The series of photocopies here derives from another series of black-and-white photographs of a shirt taken at the end of March 2020. Near the beginning of the lockdown period, I noticed that this shirt – now frayed at the edges and torn on one sleeve, not apparent though from a suitable social distance – when cast unceremoniously on the floor adopted a pose expressive of a spirit without me. I then went on to cast down the shirt more ceremoniously, photographing how it fell.

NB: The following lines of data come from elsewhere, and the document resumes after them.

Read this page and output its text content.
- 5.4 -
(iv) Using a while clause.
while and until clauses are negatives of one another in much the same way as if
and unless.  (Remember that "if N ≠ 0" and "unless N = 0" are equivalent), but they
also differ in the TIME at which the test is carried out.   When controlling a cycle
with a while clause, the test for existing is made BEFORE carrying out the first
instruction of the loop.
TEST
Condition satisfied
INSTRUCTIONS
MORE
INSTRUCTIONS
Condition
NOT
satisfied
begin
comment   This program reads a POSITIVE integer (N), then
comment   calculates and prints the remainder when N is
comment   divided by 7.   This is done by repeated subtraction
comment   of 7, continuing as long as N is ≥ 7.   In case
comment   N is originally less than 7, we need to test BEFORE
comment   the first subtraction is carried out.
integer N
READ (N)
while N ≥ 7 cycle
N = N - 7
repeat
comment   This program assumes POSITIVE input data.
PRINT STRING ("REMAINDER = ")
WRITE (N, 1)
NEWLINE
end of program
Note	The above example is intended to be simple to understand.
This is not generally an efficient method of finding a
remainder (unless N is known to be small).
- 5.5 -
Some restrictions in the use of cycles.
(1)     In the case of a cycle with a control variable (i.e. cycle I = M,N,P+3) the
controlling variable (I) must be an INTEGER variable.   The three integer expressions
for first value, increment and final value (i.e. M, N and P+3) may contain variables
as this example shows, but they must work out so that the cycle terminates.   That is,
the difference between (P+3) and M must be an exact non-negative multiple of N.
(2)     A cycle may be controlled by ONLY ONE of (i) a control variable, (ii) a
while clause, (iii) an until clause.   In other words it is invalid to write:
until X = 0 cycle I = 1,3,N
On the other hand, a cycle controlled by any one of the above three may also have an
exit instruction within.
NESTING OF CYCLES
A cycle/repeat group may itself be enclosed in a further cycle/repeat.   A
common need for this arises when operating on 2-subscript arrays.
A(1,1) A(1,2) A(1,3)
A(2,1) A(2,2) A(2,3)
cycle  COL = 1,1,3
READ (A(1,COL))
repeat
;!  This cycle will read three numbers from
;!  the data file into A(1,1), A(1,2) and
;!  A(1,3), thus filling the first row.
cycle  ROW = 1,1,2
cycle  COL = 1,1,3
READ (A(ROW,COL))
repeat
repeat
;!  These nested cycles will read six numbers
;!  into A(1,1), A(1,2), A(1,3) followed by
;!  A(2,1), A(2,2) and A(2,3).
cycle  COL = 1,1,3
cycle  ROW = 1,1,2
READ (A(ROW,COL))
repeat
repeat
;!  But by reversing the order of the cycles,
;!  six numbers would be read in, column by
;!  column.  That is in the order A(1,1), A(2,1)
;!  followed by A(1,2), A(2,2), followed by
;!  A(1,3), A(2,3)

I selected three of these photographs, not unreminiscent of the pupa, larva and imago stages of insect metamorphosis, and juxtaposed the photographs with grocery shopping lists that I had kept from the previous fortnight. (Under quarantine, shopping just every four or five days has required such lists more comprehensive; the items on a list are arranged so as to be read in the order in which they are encountered, entrance to exit.) Two cycles are thereby counterpointed: the unconscious rhythm of days a particular shirt is worn, and the period between shopping trips, dictated largely by when milk, beer or wine go short. I then photocopied the three pairs of shirts/shopping lists three times over, the copy of the copy of the copy erasing the ephemera. I repeated this procedure three times, cycling round the copies an extra step each time.
During quarantine the names of the days seem to come less readily to mind; there is a need to impose a structure on the days so that events might happen in them. In the grid of photocopies, horizontal is metamorphosis into imago, while vertical is metamorphosis of an image into its ghost. Which direction the days go remains to be seen, as they disappear.